The U.S. Court of Appeals for the Ninth Circuit today in a case of “first impression” held that the taxpayers—life insurance policyholders—did not have any basis in a mutual life insurance company’s membership rights, and thus, their basis in the stock derived from the demutualization of the mutual insurance companies was zero ($0).
The case is: Dorrance v. United States, Nos. 13-16548 and 13-16635 (9th Cir. December 9, 2015). Read the Ninth Circuit’s decision [PDF 147 KB] that includes a dissent.
The taxpayers received and then sold stock derived from the demutualization of five mutual life insurance companies from which they had purchased life insurance policies. On filing their individual income tax return, the taxpayers initially asserted a zero cost basis in the stock and paid tax on the gain. Later, they filed a claim for a refund of the full amount of taxes paid on the stock sale. They asserted that the stock represented a return of previously paid policy premiums or, alternatively, that the premiums paid would be counted toward their basis in the stock because their mutual rights were incapable of valuation.
The IRS denied the refund claim, and the taxpayers filed a refund action in federal district court.
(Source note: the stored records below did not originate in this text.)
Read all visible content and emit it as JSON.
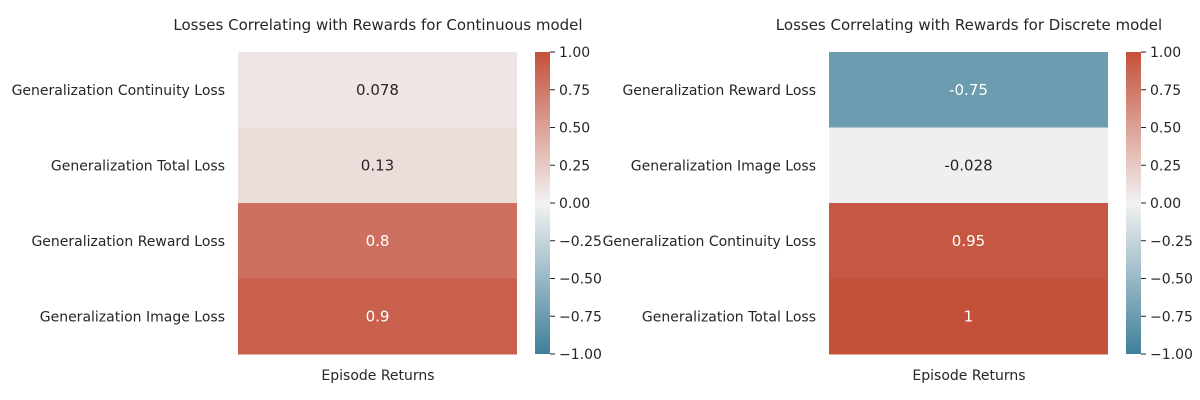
{
  "chart_data": [
    {
      "type": "heatmap",
      "title": "Losses Correlating with Rewards for Continuous model",
      "xlabel": "Episode Returns",
      "ylabel": "",
      "columns": [
        "Episode Returns"
      ],
      "rows": [
        "Generalization Continuity Loss",
        "Generalization Total Loss",
        "Generalization Reward Loss",
        "Generalization Image Loss"
      ],
      "values": [
        0.078,
        0.13,
        0.8,
        0.9
      ],
      "value_labels": [
        "0.078",
        "0.13",
        "0.8",
        "0.9"
      ],
      "colorbar": {
        "range": [
          -1.0,
          1.0
        ],
        "ticks": [
          "1.00",
          "0.75",
          "0.50",
          "0.25",
          "0.00",
          "−0.25",
          "−0.50",
          "−0.75",
          "−1.00"
        ],
        "colors": {
          "low": "#3f7f9a",
          "mid": "#f2f2f2",
          "high": "#c4503a"
        }
      }
    },
    {
      "type": "heatmap",
      "title": "Losses Correlating with Rewards for Discrete model",
      "xlabel": "Episode Returns",
      "ylabel": "",
      "columns": [
        "Episode Returns"
      ],
      "rows": [
        "Generalization Reward Loss",
        "Generalization Image Loss",
        "Generalization Continuity Loss",
        "Generalization Total Loss"
      ],
      "values": [
        -0.75,
        -0.028,
        0.95,
        1.0
      ],
      "value_labels": [
        "-0.75",
        "-0.028",
        "0.95",
        "1"
      ],
      "colorbar": {
        "range": [
          -1.0,
          1.0
        ],
        "ticks": [
          "1.00",
          "0.75",
          "0.50",
          "0.25",
          "0.00",
          "−0.25",
          "−0.50",
          "−0.75",
          "−1.00"
        ],
        "colors": {
          "low": "#3f7f9a",
          "mid": "#f2f2f2",
          "high": "#c4503a"
        }
      }
    }
  ]
}
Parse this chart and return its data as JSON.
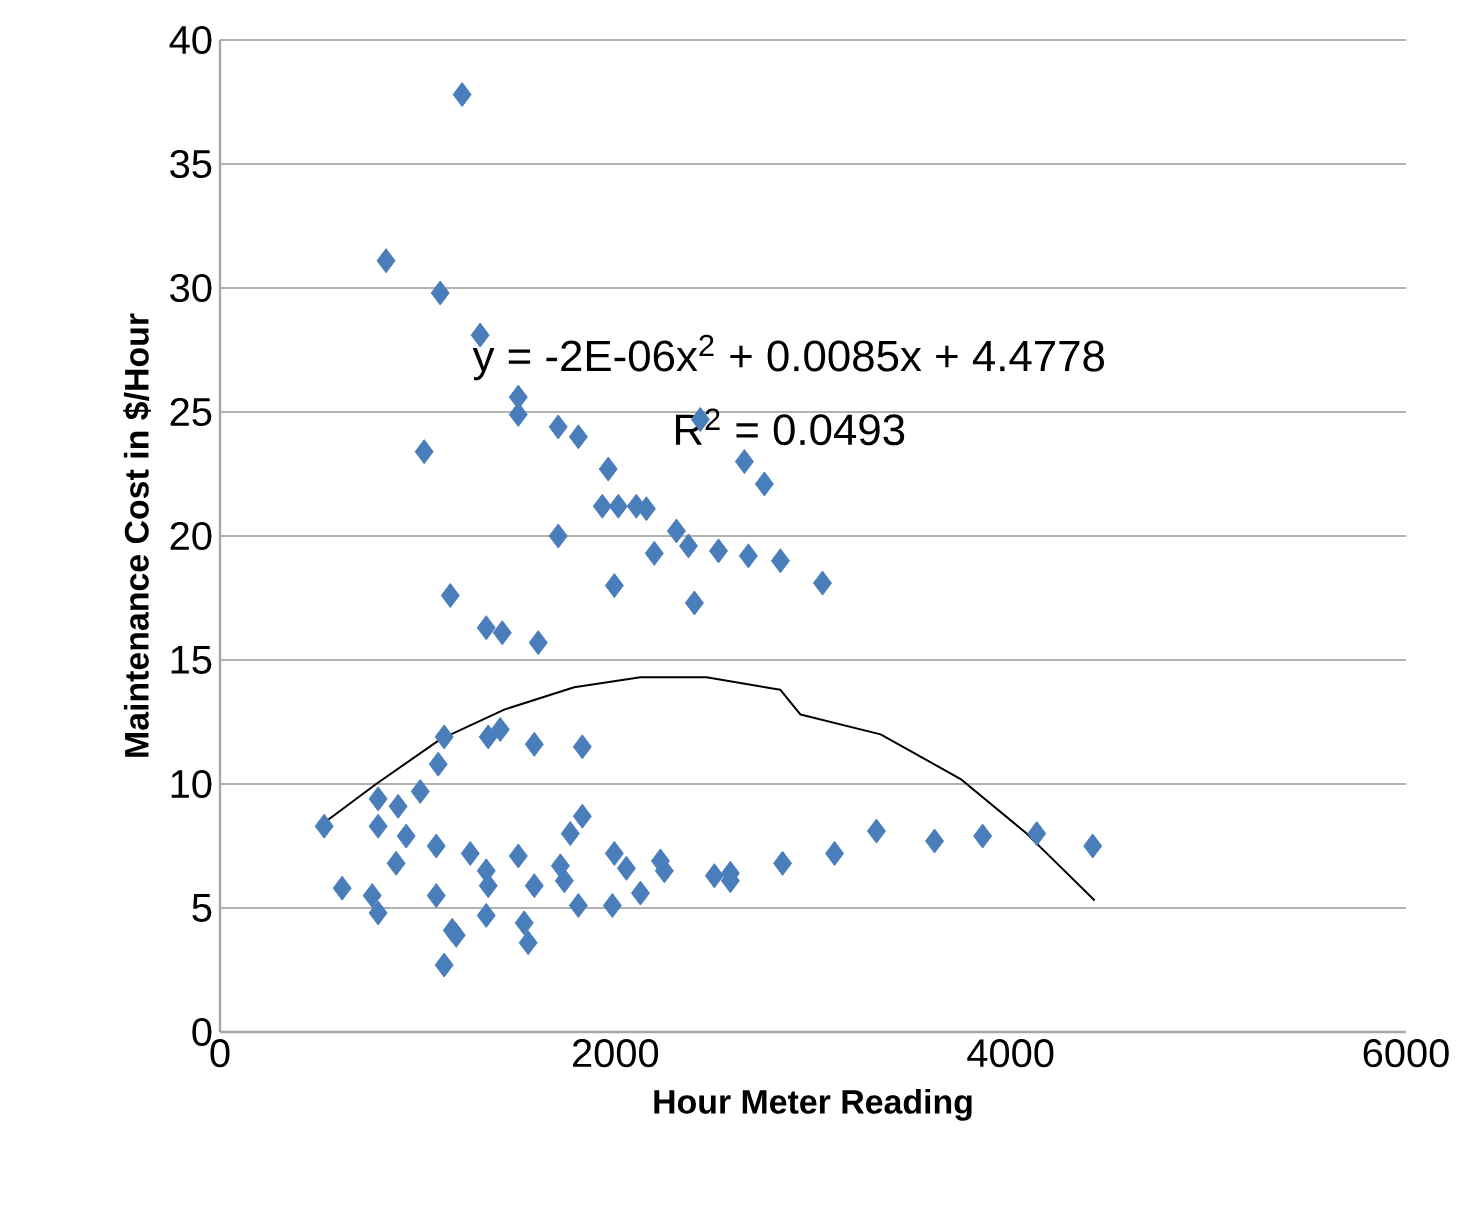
{
  "chart_data": {
    "type": "scatter",
    "xlabel": "Hour Meter Reading",
    "ylabel": "Maintenance Cost in $/Hour",
    "xlim": [
      0,
      6000
    ],
    "ylim": [
      0,
      40
    ],
    "xticks": [
      0,
      2000,
      4000,
      6000
    ],
    "yticks": [
      0,
      5,
      10,
      15,
      20,
      25,
      30,
      35,
      40
    ],
    "grid": "y",
    "marker": "diamond",
    "annotations": [
      "y = -2E-06x$^{2}$ + 0.0085x + 4.4778",
      "R$^{2}$ = 0.0493"
    ],
    "series": [
      {
        "color": "#4a7ebb",
        "x": [
          1225,
          840,
          1114,
          1316,
          1509,
          1509,
          1711,
          1813,
          1964,
          1033,
          1934,
          2015,
          2106,
          2157,
          2309,
          2370,
          2197,
          2522,
          2673,
          2835,
          3048,
          2400,
          1995,
          1711,
          2653,
          2754,
          2430,
          1165,
          1347,
          1428,
          1610,
          527,
          618,
          770,
          800,
          800,
          800,
          901,
          891,
          942,
          1013,
          1094,
          1094,
          1104,
          1134,
          1134,
          1175,
          1195,
          1266,
          1347,
          1357,
          1347,
          1357,
          1418,
          1509,
          1539,
          1559,
          1590,
          1590,
          1722,
          1742,
          1772,
          1833,
          1813,
          1833,
          1995,
          1985,
          2056,
          2127,
          2228,
          2248,
          2501,
          2582,
          2582,
          2846,
          3109,
          3321,
          3615,
          3858,
          4132,
          4415
        ],
        "values": [
          37.8,
          31.1,
          29.8,
          28.1,
          25.6,
          24.9,
          24.4,
          24.0,
          22.7,
          23.4,
          21.2,
          21.2,
          21.2,
          21.1,
          20.2,
          19.6,
          19.3,
          19.4,
          19.2,
          19.0,
          18.1,
          17.3,
          18.0,
          20.0,
          23.0,
          22.1,
          24.7,
          17.6,
          16.3,
          16.1,
          15.7,
          8.3,
          5.8,
          5.5,
          4.8,
          9.4,
          8.3,
          9.1,
          6.8,
          7.9,
          9.7,
          7.5,
          5.5,
          10.8,
          11.9,
          2.7,
          4.1,
          3.9,
          7.2,
          6.5,
          5.9,
          4.7,
          11.9,
          12.2,
          7.1,
          4.4,
          3.6,
          5.9,
          11.6,
          6.7,
          6.1,
          8.0,
          8.7,
          5.1,
          11.5,
          7.2,
          5.1,
          6.6,
          5.6,
          6.9,
          6.5,
          6.3,
          6.4,
          6.1,
          6.8,
          7.2,
          8.1,
          7.7,
          7.9,
          8.0,
          7.5
        ]
      },
      {
        "type": "line",
        "color": "#000000",
        "marker": "none",
        "x": [
          537,
          790,
          1114,
          1438,
          1792,
          2127,
          2461,
          2835,
          2937,
          3342,
          3747,
          4081,
          4425
        ],
        "values": [
          8.5,
          10.0,
          11.8,
          13.0,
          13.9,
          14.3,
          14.3,
          13.8,
          12.8,
          12.0,
          10.2,
          8.0,
          5.3
        ]
      }
    ]
  }
}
The lower court held that the taxpayers had a calculable basis in the stock (but not at the level claimed by the taxpayers) and determined that they were entitled to a partial refund.
The Ninth Circuit today reversed, finding that taxpayers who sell stock obtained through demutualization cannot claim a basis in that stock for tax purposes because they had a zero basis in the mutual rights that were extinguished during the demutualization.
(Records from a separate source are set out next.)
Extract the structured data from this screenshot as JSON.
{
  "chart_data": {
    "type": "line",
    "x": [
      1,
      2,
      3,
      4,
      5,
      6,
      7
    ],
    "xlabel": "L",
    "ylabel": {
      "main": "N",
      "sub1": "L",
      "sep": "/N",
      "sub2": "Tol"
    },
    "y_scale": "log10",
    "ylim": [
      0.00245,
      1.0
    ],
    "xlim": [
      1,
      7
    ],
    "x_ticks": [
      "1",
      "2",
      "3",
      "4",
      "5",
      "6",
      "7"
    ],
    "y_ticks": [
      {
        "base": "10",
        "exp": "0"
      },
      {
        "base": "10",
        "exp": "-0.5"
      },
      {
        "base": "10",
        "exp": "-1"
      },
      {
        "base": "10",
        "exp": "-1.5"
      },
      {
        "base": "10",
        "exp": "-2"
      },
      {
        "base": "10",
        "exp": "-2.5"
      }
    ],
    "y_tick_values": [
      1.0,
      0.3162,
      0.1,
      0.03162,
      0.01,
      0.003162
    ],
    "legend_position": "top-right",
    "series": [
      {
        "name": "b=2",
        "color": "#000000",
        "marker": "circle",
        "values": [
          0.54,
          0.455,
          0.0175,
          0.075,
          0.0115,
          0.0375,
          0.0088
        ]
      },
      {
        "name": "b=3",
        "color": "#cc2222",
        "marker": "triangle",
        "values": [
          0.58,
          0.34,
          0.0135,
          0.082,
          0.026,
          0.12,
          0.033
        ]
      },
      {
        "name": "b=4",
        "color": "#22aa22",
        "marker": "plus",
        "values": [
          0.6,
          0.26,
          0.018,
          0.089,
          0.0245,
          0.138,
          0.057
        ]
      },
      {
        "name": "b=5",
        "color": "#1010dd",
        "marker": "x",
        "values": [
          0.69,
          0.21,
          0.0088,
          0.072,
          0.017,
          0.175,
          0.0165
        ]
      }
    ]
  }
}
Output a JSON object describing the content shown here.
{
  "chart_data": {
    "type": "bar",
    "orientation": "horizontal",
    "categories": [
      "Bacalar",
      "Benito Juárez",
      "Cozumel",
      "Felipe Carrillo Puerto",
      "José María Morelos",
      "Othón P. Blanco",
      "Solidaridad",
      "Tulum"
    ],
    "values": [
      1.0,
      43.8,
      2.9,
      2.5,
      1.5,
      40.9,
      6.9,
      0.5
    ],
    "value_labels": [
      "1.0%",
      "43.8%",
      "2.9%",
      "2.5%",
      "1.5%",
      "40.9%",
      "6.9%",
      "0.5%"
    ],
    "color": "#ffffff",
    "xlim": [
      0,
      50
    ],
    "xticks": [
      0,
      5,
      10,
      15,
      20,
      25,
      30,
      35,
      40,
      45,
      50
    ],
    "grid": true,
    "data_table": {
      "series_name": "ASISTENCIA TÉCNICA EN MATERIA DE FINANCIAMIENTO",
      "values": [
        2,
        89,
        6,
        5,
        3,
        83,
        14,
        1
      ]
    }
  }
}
The difference between contract rights and membership rights was critical to the resolution of this case. The Ninth Circuit found that the premiums paid covered the rights under the insurance contract, but not any membership rights. Thus, the value at demutualization was not derived from something paid for by the taxpayers.
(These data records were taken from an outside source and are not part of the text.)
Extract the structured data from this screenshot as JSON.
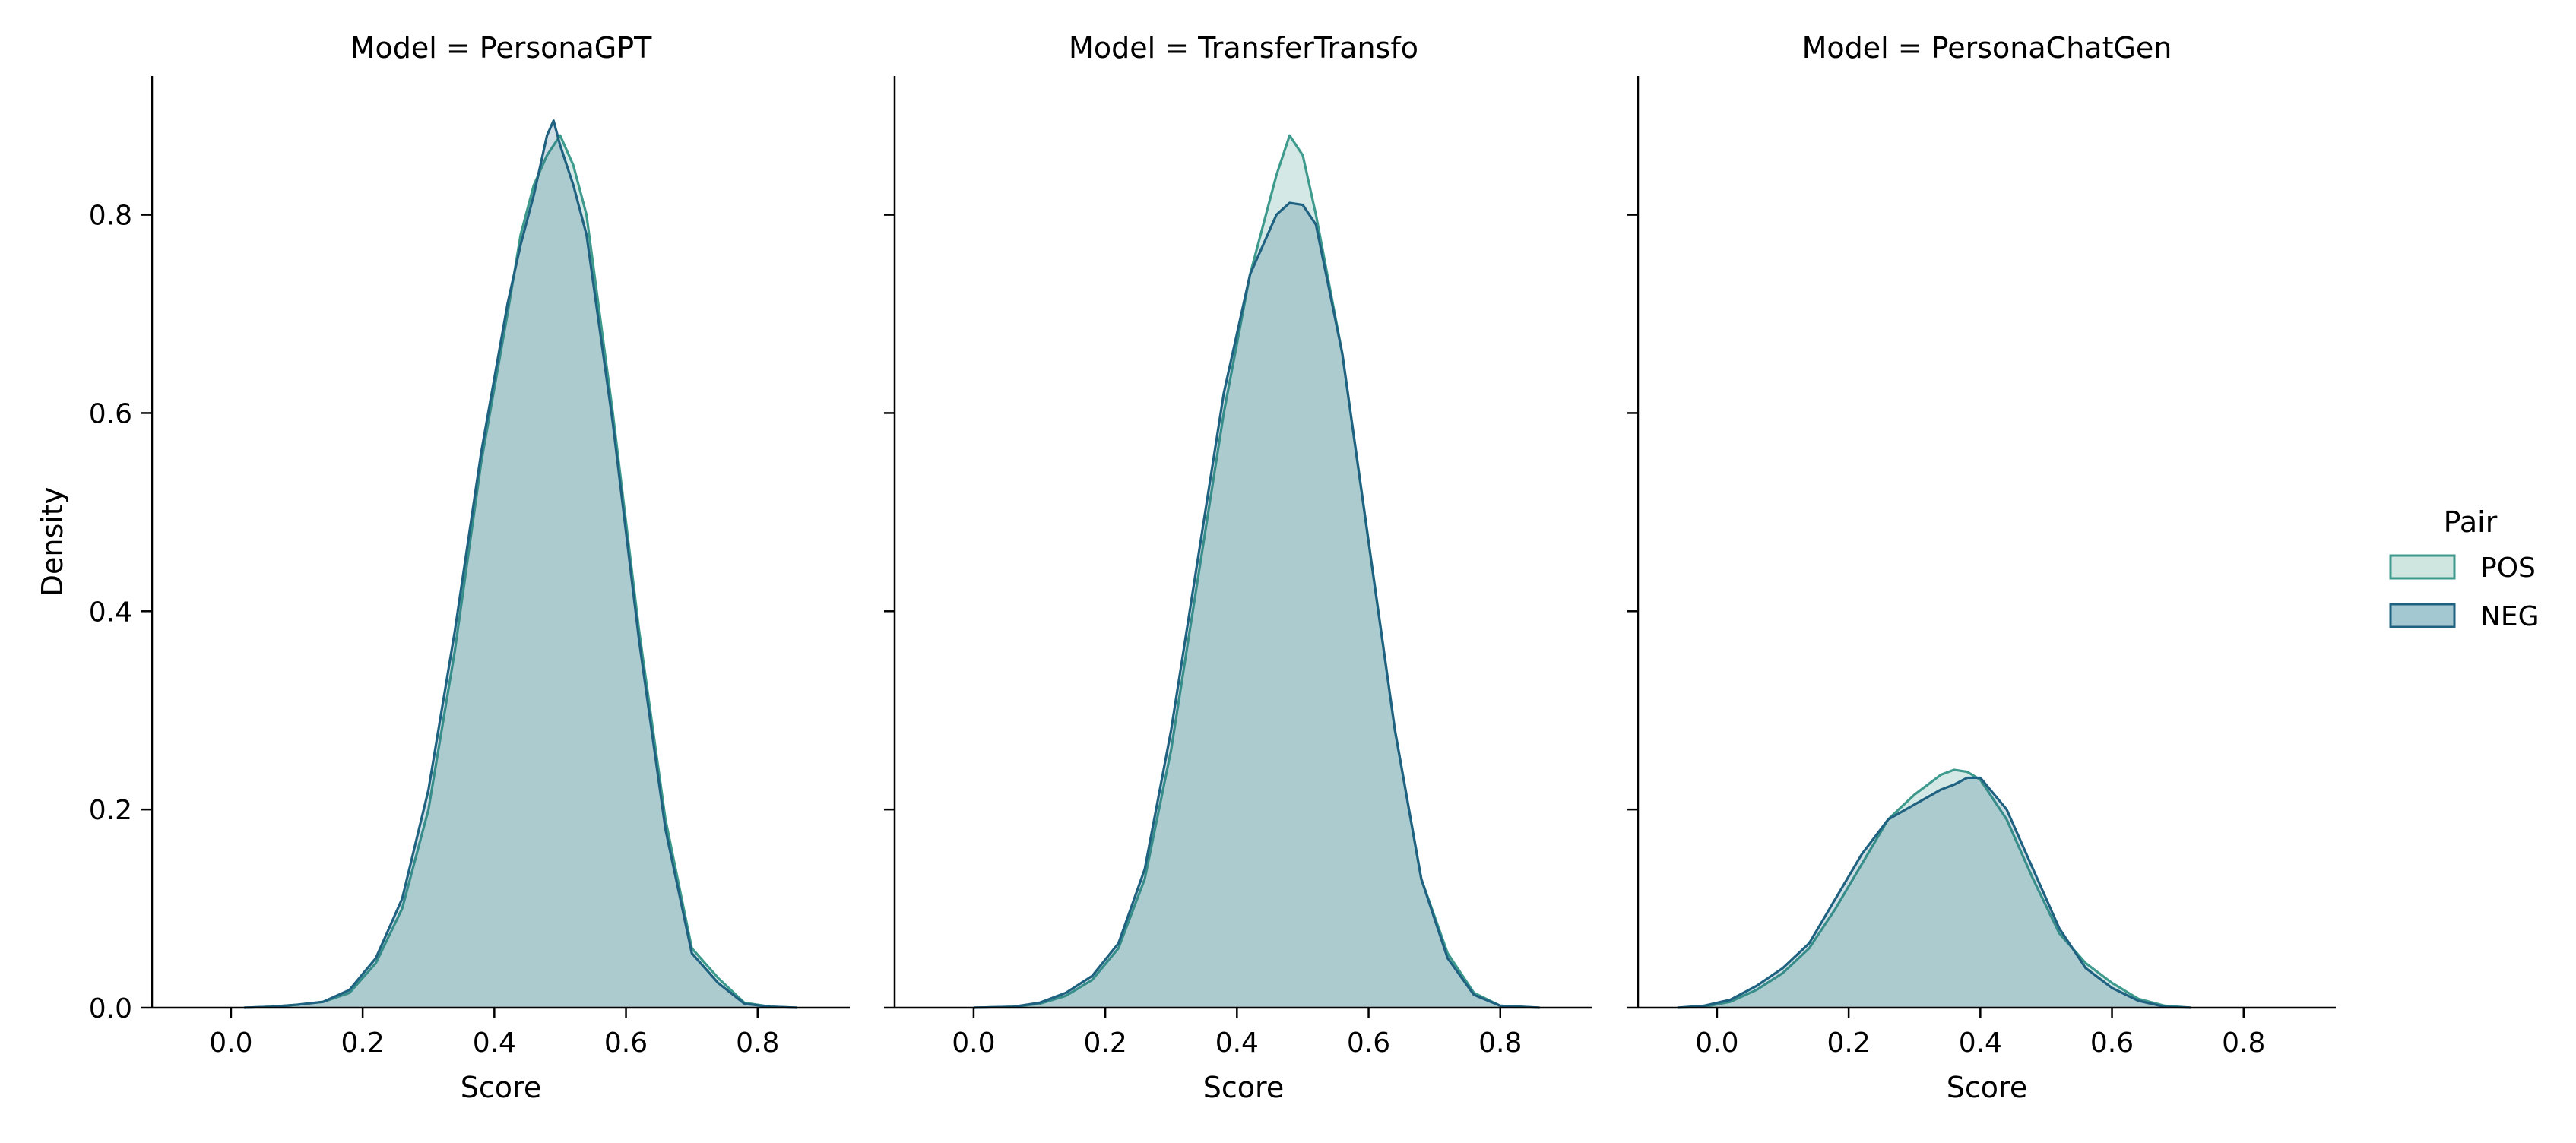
{
  "chart_data": [
    {
      "type": "area",
      "title": "Model = PersonaGPT",
      "xlabel": "Score",
      "ylabel": "Density",
      "xlim": [
        -0.12,
        0.94
      ],
      "ylim": [
        0,
        0.94
      ],
      "xticks": [
        0.0,
        0.2,
        0.4,
        0.6,
        0.8
      ],
      "xtick_labels": [
        "0.0",
        "0.2",
        "0.4",
        "0.6",
        "0.8"
      ],
      "yticks": [
        0.0,
        0.2,
        0.4,
        0.6,
        0.8
      ],
      "ytick_labels": [
        "0.0",
        "0.2",
        "0.4",
        "0.6",
        "0.8"
      ],
      "grid": false,
      "x": [
        0.02,
        0.06,
        0.1,
        0.14,
        0.18,
        0.22,
        0.26,
        0.3,
        0.34,
        0.38,
        0.42,
        0.44,
        0.46,
        0.48,
        0.49,
        0.5,
        0.52,
        0.54,
        0.58,
        0.62,
        0.66,
        0.7,
        0.74,
        0.78,
        0.82,
        0.86
      ],
      "series": [
        {
          "name": "POS",
          "values": [
            0.0,
            0.001,
            0.003,
            0.006,
            0.015,
            0.045,
            0.1,
            0.2,
            0.36,
            0.55,
            0.7,
            0.78,
            0.83,
            0.86,
            0.87,
            0.88,
            0.85,
            0.8,
            0.6,
            0.38,
            0.19,
            0.06,
            0.03,
            0.005,
            0.001,
            0.0
          ]
        },
        {
          "name": "NEG",
          "values": [
            0.0,
            0.001,
            0.003,
            0.006,
            0.018,
            0.05,
            0.11,
            0.22,
            0.38,
            0.56,
            0.71,
            0.77,
            0.82,
            0.88,
            0.895,
            0.87,
            0.83,
            0.78,
            0.59,
            0.37,
            0.18,
            0.055,
            0.025,
            0.004,
            0.001,
            0.0
          ]
        }
      ]
    },
    {
      "type": "area",
      "title": "Model = TransferTransfo",
      "xlabel": "Score",
      "ylabel": "",
      "xlim": [
        -0.12,
        0.94
      ],
      "ylim": [
        0,
        0.94
      ],
      "xticks": [
        0.0,
        0.2,
        0.4,
        0.6,
        0.8
      ],
      "xtick_labels": [
        "0.0",
        "0.2",
        "0.4",
        "0.6",
        "0.8"
      ],
      "yticks": [
        0.0,
        0.2,
        0.4,
        0.6,
        0.8
      ],
      "ytick_labels": [
        "",
        "",
        "",
        "",
        ""
      ],
      "grid": false,
      "x": [
        0.0,
        0.06,
        0.1,
        0.14,
        0.18,
        0.22,
        0.26,
        0.3,
        0.34,
        0.38,
        0.42,
        0.46,
        0.48,
        0.5,
        0.52,
        0.56,
        0.6,
        0.64,
        0.68,
        0.72,
        0.76,
        0.8,
        0.86
      ],
      "series": [
        {
          "name": "POS",
          "values": [
            0.0,
            0.001,
            0.004,
            0.012,
            0.028,
            0.06,
            0.13,
            0.26,
            0.43,
            0.6,
            0.74,
            0.84,
            0.88,
            0.86,
            0.8,
            0.66,
            0.47,
            0.28,
            0.13,
            0.055,
            0.015,
            0.002,
            0.0
          ]
        },
        {
          "name": "NEG",
          "values": [
            0.0,
            0.001,
            0.005,
            0.015,
            0.032,
            0.065,
            0.14,
            0.28,
            0.45,
            0.62,
            0.74,
            0.8,
            0.812,
            0.81,
            0.79,
            0.66,
            0.47,
            0.28,
            0.13,
            0.05,
            0.013,
            0.002,
            0.0
          ]
        }
      ]
    },
    {
      "type": "area",
      "title": "Model = PersonaChatGen",
      "xlabel": "Score",
      "ylabel": "",
      "xlim": [
        -0.12,
        0.94
      ],
      "ylim": [
        0,
        0.94
      ],
      "xticks": [
        0.0,
        0.2,
        0.4,
        0.6,
        0.8
      ],
      "xtick_labels": [
        "0.0",
        "0.2",
        "0.4",
        "0.6",
        "0.8"
      ],
      "yticks": [
        0.0,
        0.2,
        0.4,
        0.6,
        0.8
      ],
      "ytick_labels": [
        "",
        "",
        "",
        "",
        ""
      ],
      "grid": false,
      "x": [
        -0.06,
        -0.02,
        0.02,
        0.06,
        0.1,
        0.14,
        0.18,
        0.22,
        0.26,
        0.3,
        0.34,
        0.36,
        0.38,
        0.4,
        0.44,
        0.48,
        0.52,
        0.56,
        0.6,
        0.64,
        0.68,
        0.72
      ],
      "series": [
        {
          "name": "POS",
          "values": [
            0.0,
            0.001,
            0.006,
            0.018,
            0.035,
            0.06,
            0.1,
            0.145,
            0.19,
            0.215,
            0.235,
            0.24,
            0.238,
            0.23,
            0.19,
            0.13,
            0.075,
            0.045,
            0.025,
            0.009,
            0.002,
            0.0
          ]
        },
        {
          "name": "NEG",
          "values": [
            0.0,
            0.002,
            0.008,
            0.022,
            0.04,
            0.065,
            0.11,
            0.155,
            0.19,
            0.205,
            0.22,
            0.225,
            0.232,
            0.232,
            0.2,
            0.14,
            0.08,
            0.04,
            0.02,
            0.007,
            0.001,
            0.0
          ]
        }
      ]
    }
  ],
  "legend": {
    "title": "Pair",
    "placement": "right",
    "entries": [
      {
        "label": "POS",
        "fill": "#cfe5e0",
        "stroke": "#3d9a8c"
      },
      {
        "label": "NEG",
        "fill": "#a4c8d1",
        "stroke": "#1f6180"
      }
    ]
  },
  "colors": {
    "pos_stroke": "#3d9a8c",
    "pos_fill": "#3d9a8c",
    "neg_stroke": "#1f6180",
    "neg_fill": "#1f6180",
    "axis": "#000000"
  }
}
The “zero basis” issue and the open transaction doctrine were also considered in prior cases—one in 2009 in the Federal Circuit (Fisher) that affirmed a U.S. Court of Federal Claims decision for the taxpayer, and the other from 2013 in the D.C. Circuit (Reuben) that was decided in favor of the government. With today’s Ninth Circuit decision for the government, the split among the circuit courts continues, until or unless the taxpayers seek review by the U.S. Supreme Court to resolve the issue.